PII and data masking
Detect and mask personally identifiable information during cloning to protect sensitive data in non-production environments.
Clone Catalog includes a comprehensive PII detection engine with structural validators, cross-column correlation, Unity Catalog tag integration, scan history tracking, and remediation workflows.
For the full PII detection documentation, see the dedicated PII Detection & Protection guide.
Quick example
# Scan with all detection methods enabled
clxs pii-scan --source production \
--sample-data --read-uc-tags --save-history
# Clone with masking rules to protect PII
clxs clone --source production --dest dev \
--config config/clone_config.yaml
# config/clone_config.yaml
masking_rules:
- column: "email|email_address"
strategy: "email_mask"
match_type: "regex"
- column: "ssn|social_security"
strategy: "hash"
match_type: "regex"
- column: "phone|mobile"
strategy: "partial"
match_type: "regex"
Tie-in with compliance
When PII masking is applied during a clone, the compliance report automatically records:
- Which columns were masked
- Which masking strategy was used
- Whether any PII columns were left unmasked (flagged as a compliance risk)
Use clxs pii-scan --apply-tags to automatically tag PII columns in Unity Catalog, enabling downstream data governance policies.

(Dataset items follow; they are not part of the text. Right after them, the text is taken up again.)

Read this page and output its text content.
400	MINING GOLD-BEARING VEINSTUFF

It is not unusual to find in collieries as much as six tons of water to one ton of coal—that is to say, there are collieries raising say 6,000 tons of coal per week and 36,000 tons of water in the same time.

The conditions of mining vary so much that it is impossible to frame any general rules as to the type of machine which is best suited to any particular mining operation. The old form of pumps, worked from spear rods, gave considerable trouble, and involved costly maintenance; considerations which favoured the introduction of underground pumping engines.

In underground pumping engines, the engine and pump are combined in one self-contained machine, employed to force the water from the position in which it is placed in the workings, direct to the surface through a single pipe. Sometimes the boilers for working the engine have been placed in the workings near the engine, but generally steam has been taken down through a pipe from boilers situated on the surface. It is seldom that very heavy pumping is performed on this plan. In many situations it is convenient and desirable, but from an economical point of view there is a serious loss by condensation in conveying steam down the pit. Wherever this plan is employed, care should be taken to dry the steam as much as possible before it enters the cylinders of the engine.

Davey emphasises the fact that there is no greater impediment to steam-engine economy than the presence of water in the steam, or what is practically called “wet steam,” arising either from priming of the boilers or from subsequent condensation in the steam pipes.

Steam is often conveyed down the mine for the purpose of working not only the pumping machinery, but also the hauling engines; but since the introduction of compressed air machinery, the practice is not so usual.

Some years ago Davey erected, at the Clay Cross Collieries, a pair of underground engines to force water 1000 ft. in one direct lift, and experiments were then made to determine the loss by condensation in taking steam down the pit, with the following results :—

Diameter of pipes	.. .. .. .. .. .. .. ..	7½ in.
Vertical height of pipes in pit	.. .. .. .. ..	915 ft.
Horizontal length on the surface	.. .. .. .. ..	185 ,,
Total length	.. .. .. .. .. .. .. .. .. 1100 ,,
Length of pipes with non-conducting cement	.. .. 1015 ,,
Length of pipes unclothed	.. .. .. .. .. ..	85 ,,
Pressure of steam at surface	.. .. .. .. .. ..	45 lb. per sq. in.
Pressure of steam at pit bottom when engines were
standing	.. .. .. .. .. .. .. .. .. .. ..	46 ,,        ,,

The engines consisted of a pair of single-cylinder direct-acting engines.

Right to Be Forgotten (RTBF)
Clone-Xs includes a full GDPR Article 17 erasure workflow for handling data subject deletion requests across all cloned catalogs. The RTBF module:
- Discovers subject data across every cloned catalog using PII detection patterns
- Deletes or anonymizes the data with configurable strategies
- VACUUMs Delta history to physically remove time-travel data
- Verifies the deletion by re-querying all affected tables
- Generates compliance certificates (HTML + JSON) for DPO/legal review
RTBF supports 34 legal bases from 18 global jurisdictions (EU GDPR, UK GDPR, US CCPA/CPRA + state laws, Brazil LGPD, India DPDPA, and more).
For full documentation, see the dedicated RTBF guide.
Data Subject Access Requests (DSAR)
Clone-Xs provides a GDPR Article 15 access request workflow that discovers a data subject's personal data across all cloned catalogs and exports it as CSV, JSON, or Parquet — with full audit trail and 30-day deadline tracking.
DSAR reuses the same subject discovery engine as RTBF — the same PII column patterns, lineage tracking, and information_schema queries. The difference: DSAR runs SELECT + export instead of DELETE.
Both RTBF and DSAR are accessible from the Governance portal under the Compliance section in the Governance sidebar.
For full documentation, see the dedicated DSAR guide.
Data Quality (DQX)
Clone-Xs includes a comprehensive data quality engine with 57+ check functions, table profiling, anomaly detection, and more. Key governance-related DQ capabilities:
- DQ Gate — block clone/sync operations when data quality falls below a threshold
- Check Audit Log — track who changed what check and when (required for regulated environments)
- DQ Coverage Report — measure what percentage of your data estate has quality checks
- Cross-Table Consistency Checks — referential integrity, aggregate matching, row count comparison
- Scheduled DQ Runs — cron-based recurring quality check execution
For full documentation, see the dedicated Data Quality (DQX) guide.